What type of number will result from 5/12⋅√16 ?(1 point)

To determine the type of number that results from \( \frac{5}{12} \cdot \sqrt{16} \), we can first simplify the expression.

1. First, we compute \( \sqrt{16} \): \[ \sqrt{16} = 4 \]

2. Now, we substitute \( 4 \) back into the expression: \[ \frac{5}{12} \cdot 4 \]

3. Next, we multiply: \[ \frac{5 \cdot 4}{12} = \frac{20}{12} \]

4. We can simplify \( \frac{20}{12} \): \[ \frac{20}{12} = \frac{5}{3} \]

Since \( \frac{5}{3} \) is a fraction of two integers, it is a rational number.

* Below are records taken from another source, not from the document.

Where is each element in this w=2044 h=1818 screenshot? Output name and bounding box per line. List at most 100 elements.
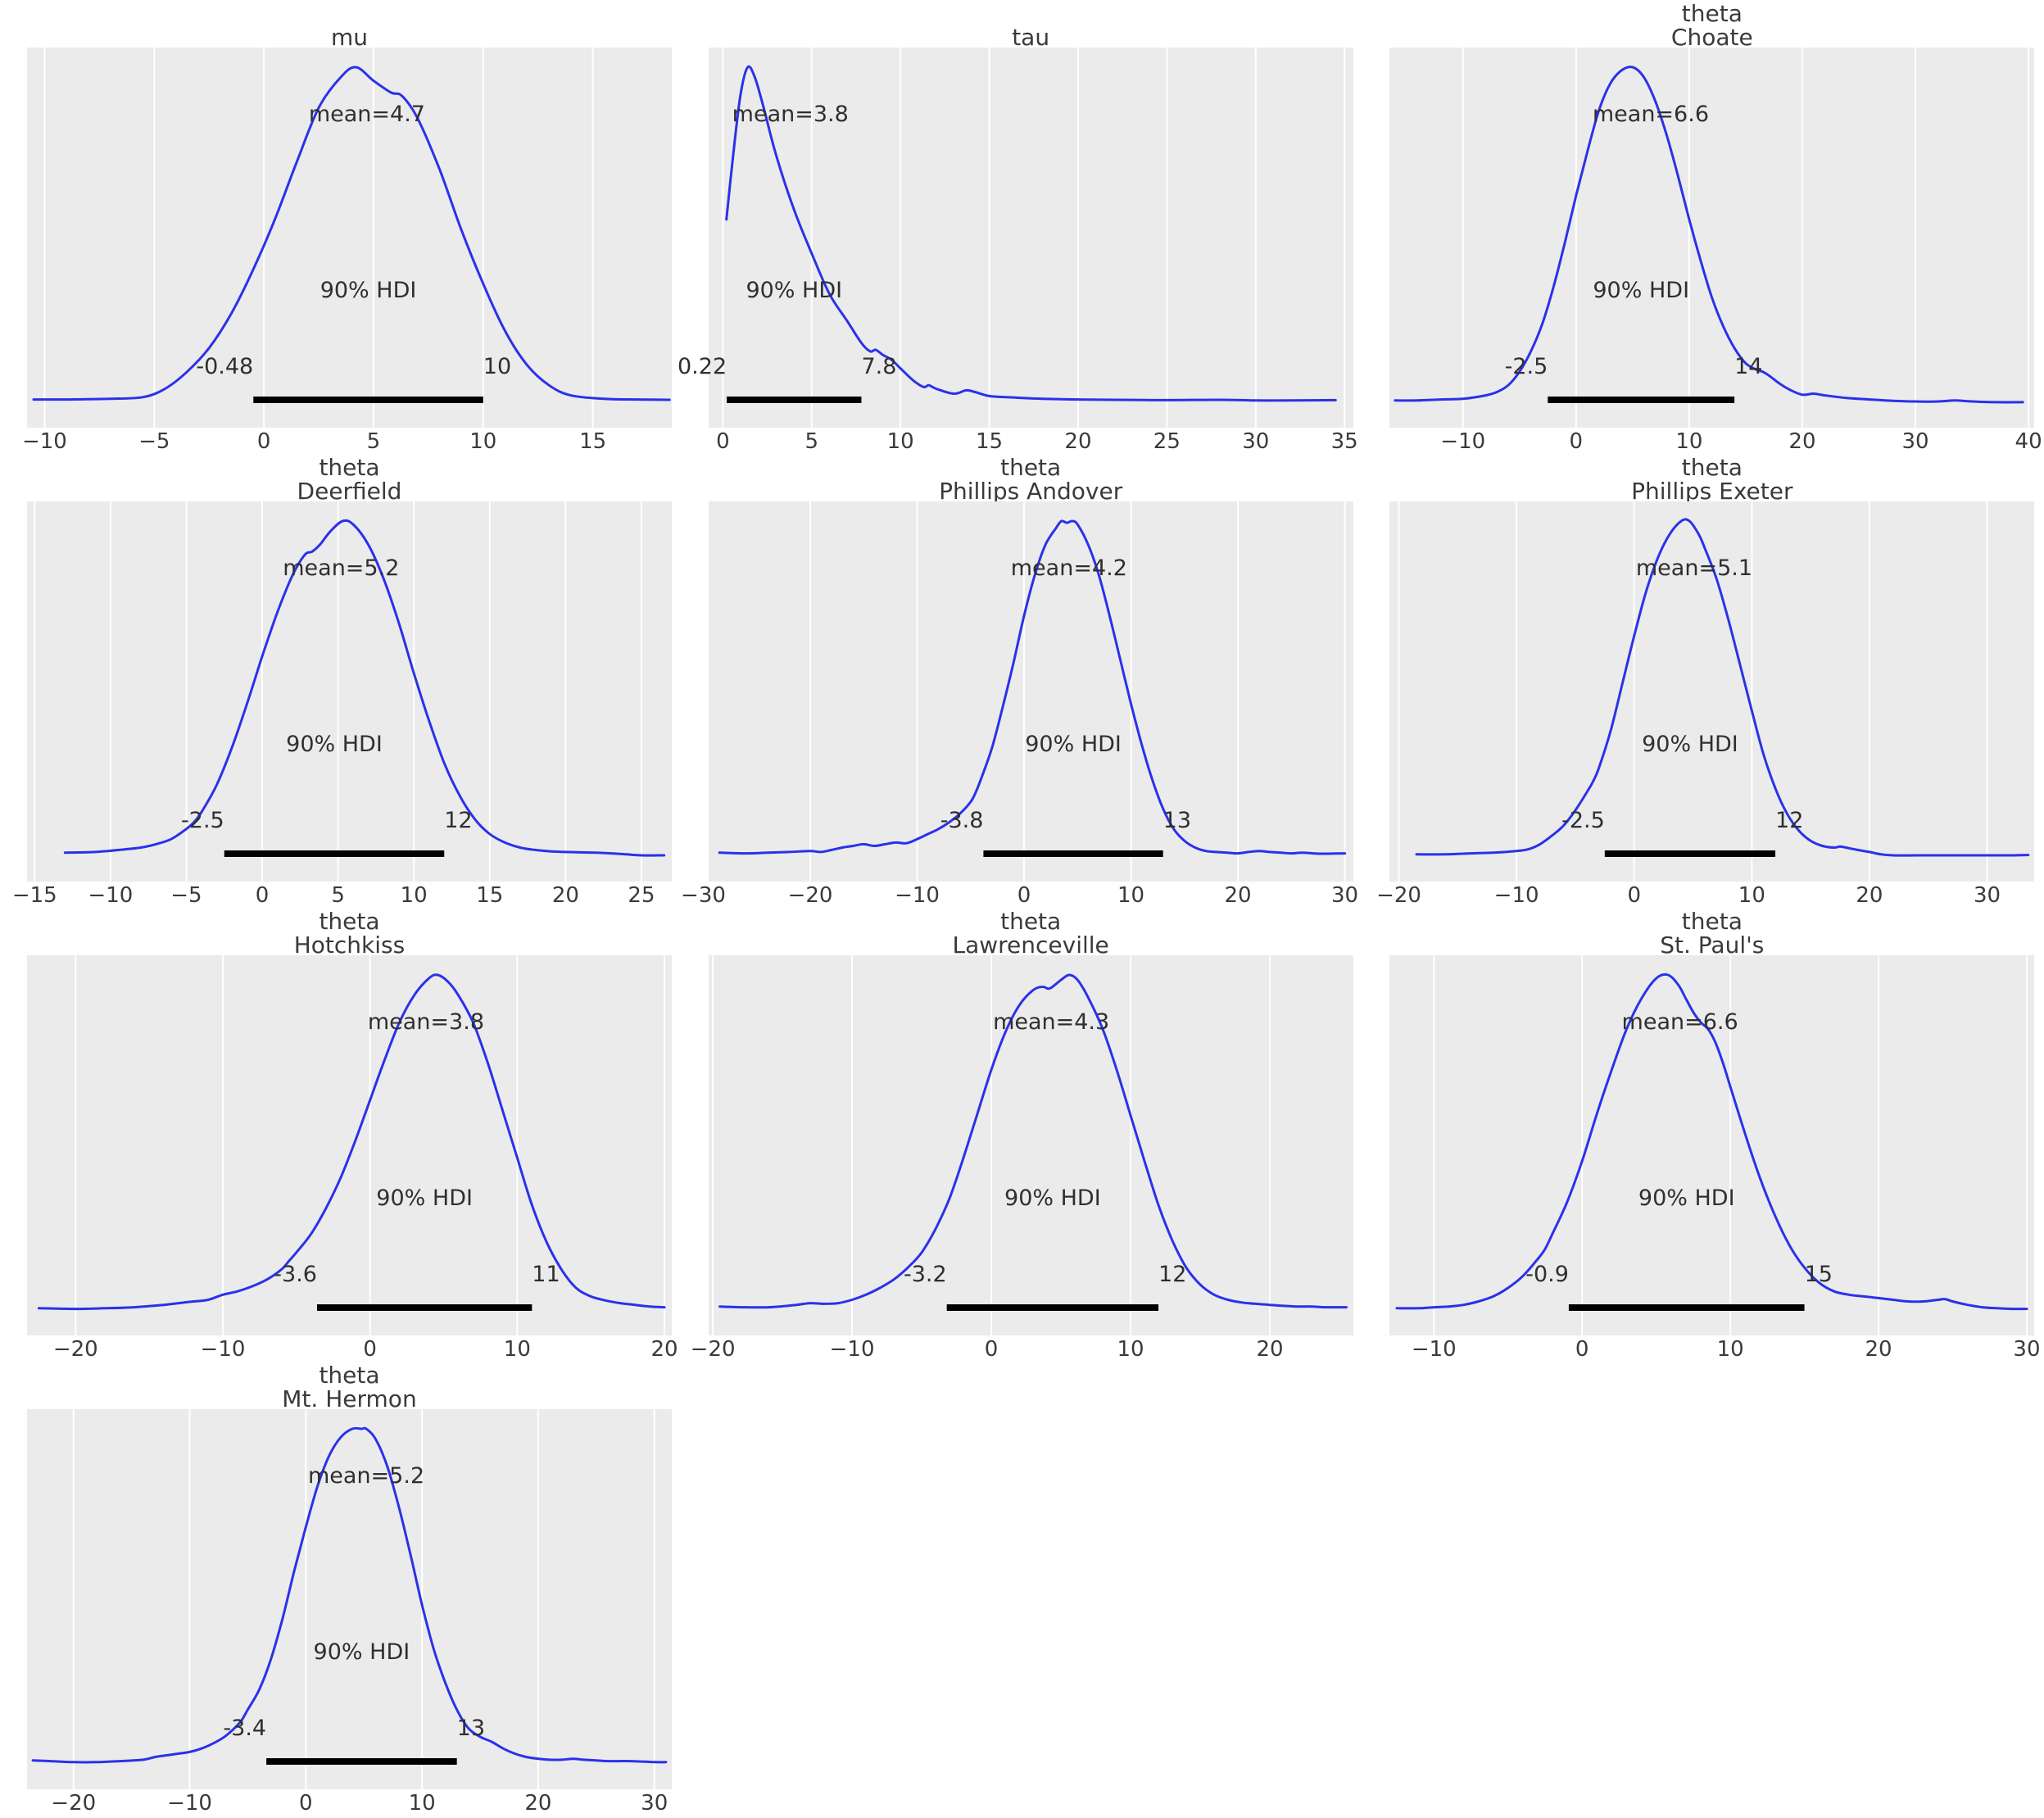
plot-title-line: Phillips Exeter <box>1631 478 1793 505</box>
x-tick-label: −10 <box>829 1337 874 1362</box>
x-tick-label: 10 <box>504 1337 531 1362</box>
x-tick-label: 30 <box>1331 883 1358 908</box>
x-tick-label: −20 <box>51 1791 96 1816</box>
plot-title-line: Choate <box>1670 24 1753 51</box>
plot-background <box>1389 48 2035 428</box>
x-tick-label: 0 <box>1017 883 1031 908</box>
x-tick-label: 0 <box>1570 429 1584 454</box>
plot-title-theta-hotchkiss: theta Hotchkiss <box>27 908 672 959</box>
hdi-lower-label: -2.5 <box>181 808 224 833</box>
hdi-upper-label: 15 <box>1805 1262 1833 1287</box>
subplot-theta-lawrenceville: theta Lawrenceville mean=4.3 90% HDI -3.2 12 −… <box>682 908 1363 1362</box>
plot-title-line: Lawrenceville <box>952 932 1109 959</box>
mean-annotation: mean=4.7 <box>309 102 425 127</box>
mean-annotation: mean=6.6 <box>1622 1009 1738 1035</box>
subplot-mu: mu mean=4.7 90% HDI -0.48 10 −10 −5 0 5 10 15 <box>0 0 682 454</box>
hdi-upper-label: 12 <box>1158 1262 1186 1287</box>
x-tick-label: 10 <box>1676 429 1703 454</box>
hdi-upper-label: 7.8 <box>861 354 896 379</box>
plot-title-line: tau <box>1012 24 1050 51</box>
subplot-theta-st-pauls: theta St. Paul's mean=6.6 90% HDI -0.9 15 −10 0… <box>1362 908 2044 1362</box>
hdi-upper-label: 12 <box>1775 808 1803 833</box>
x-tick-label: 0 <box>1628 883 1642 908</box>
x-tick-label: −5 <box>138 429 170 454</box>
x-tick-label: 5 <box>804 429 818 454</box>
hdi-lower-label: 0.22 <box>678 354 727 379</box>
hdi-annotation: 90% HDI <box>1004 1186 1101 1211</box>
plot-title-theta-choate: theta Choate <box>1389 0 2034 51</box>
plot-title-line: Phillips Andover <box>939 478 1123 505</box>
plot-title-line <box>27 2 672 25</box>
density-curve <box>724 65 1337 402</box>
x-tick-label: 0 <box>984 1337 998 1362</box>
density-curve <box>718 519 1346 855</box>
x-tick-label: 20 <box>1064 429 1091 454</box>
x-tick-label: 10 <box>1117 1337 1144 1362</box>
plot-title-line: theta <box>319 454 380 481</box>
x-tick-label: −20 <box>1376 883 1421 908</box>
x-tick-label: −10 <box>1412 1337 1457 1362</box>
x-tick-label: 20 <box>1789 429 1816 454</box>
hdi-annotation: 90% HDI <box>1593 278 1690 303</box>
plot-background <box>27 955 672 1335</box>
plot-title-theta-st-pauls: theta St. Paul's <box>1389 908 2034 959</box>
x-tick-label: 15 <box>476 883 503 908</box>
plot-title-line: theta <box>1681 454 1743 481</box>
hdi-lower-label: -0.48 <box>196 354 253 379</box>
mean-annotation: mean=5.2 <box>308 1463 424 1489</box>
x-tick-label: −20 <box>787 883 832 908</box>
plot-background <box>708 48 1353 428</box>
x-tick-label: 0 <box>716 429 730 454</box>
hdi-lower-label: -3.8 <box>940 808 983 833</box>
plot-canvas-mu: mean=4.7 90% HDI -0.48 10 −10 −5 0 5 10 15 <box>22 48 672 454</box>
x-tick-label: 5 <box>331 883 345 908</box>
x-tick-label: −20 <box>53 1337 98 1362</box>
plot-canvas-theta-choate: mean=6.6 90% HDI -2.5 14 −10 0 10 20 30 40 <box>1389 48 2042 454</box>
density-curve <box>718 973 1348 1309</box>
x-tick-label: 0 <box>257 429 271 454</box>
x-tick-label: 10 <box>469 429 496 454</box>
plot-background <box>27 48 672 428</box>
x-tick-label: −20 <box>690 1337 735 1362</box>
hdi-annotation: 90% HDI <box>376 1186 473 1211</box>
subplot-theta-phillips-exeter: theta Phillips Exeter mean=5.1 90% HDI -2.5 1… <box>1362 454 2044 908</box>
x-tick-label: 30 <box>1242 429 1269 454</box>
x-tick-label: 30 <box>641 1791 668 1816</box>
hdi-upper-label: 10 <box>483 354 511 379</box>
hdi-annotation: 90% HDI <box>314 1639 410 1665</box>
plot-title-line: theta <box>319 908 380 935</box>
x-tick-label: −10 <box>22 429 67 454</box>
x-tick-label: 15 <box>579 429 606 454</box>
mean-annotation: mean=5.2 <box>283 555 399 581</box>
density-curve <box>31 1426 668 1764</box>
x-tick-label: 30 <box>2014 1337 2041 1362</box>
mean-annotation: mean=4.2 <box>1010 555 1126 581</box>
x-tick-label: −10 <box>1441 429 1486 454</box>
mean-annotation: mean=3.8 <box>732 102 848 127</box>
x-tick-label: −30 <box>681 883 726 908</box>
x-tick-label: −15 <box>12 883 57 908</box>
x-tick-label: 20 <box>1256 1337 1283 1362</box>
hdi-annotation: 90% HDI <box>286 732 383 757</box>
plot-title-theta-deerfield: theta Deerfield <box>27 454 672 503</box>
plot-title-line: theta <box>1681 908 1743 935</box>
x-tick-label: 30 <box>1974 883 2001 908</box>
plot-title-line: theta <box>1000 908 1062 935</box>
plot-title-tau: tau <box>709 0 1353 51</box>
x-tick-label: 10 <box>409 1791 436 1816</box>
density-curve <box>1395 972 2028 1311</box>
plot-title-line: Hotchkiss <box>293 932 406 959</box>
plot-title-line: theta <box>1000 454 1062 481</box>
hdi-upper-label: 14 <box>1734 354 1762 379</box>
x-tick-label: 15 <box>976 429 1003 454</box>
x-tick-label: 20 <box>1224 883 1251 908</box>
x-tick-label: 0 <box>363 1337 377 1362</box>
hdi-lower-label: -0.9 <box>1526 1262 1570 1287</box>
plot-title-theta-phillips-andover: theta Phillips Andover <box>709 454 1353 505</box>
plot-title-theta-phillips-exeter: theta Phillips Exeter <box>1389 454 2034 505</box>
x-tick-label: −5 <box>170 883 202 908</box>
mean-annotation: mean=5.1 <box>1636 555 1752 581</box>
plot-title-line: St. Paul's <box>1660 932 1765 959</box>
plot-canvas-theta-phillips-andover: mean=4.2 90% HDI -3.8 13 −30 −20 −10 0 10 20 30 <box>681 501 1358 908</box>
plot-title-line: mu <box>330 24 369 51</box>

Thus, the correct response is: Rational, because both numbers are rational.

r u sure-sure?

Yes, I am sure!

Let's recap the reasoning:

1. Calculate \(\sqrt{16}\): This yields \(4\), which is a rational number.
2. Multiply \(\frac{5}{12}\) by \(4\): This gives \(\frac{5 \times 4}{12} = \frac{20}{12}\).
3. Simplify \(\frac{20}{12}\): This reduces to \(\frac{5}{3}\), which is also a rational number.

Since both the original numbers (\(\frac{5}{12}\) and \(4\)) are rational, their product will also be rational. Therefore, the final answer is indeed Rational, because both numbers are rational.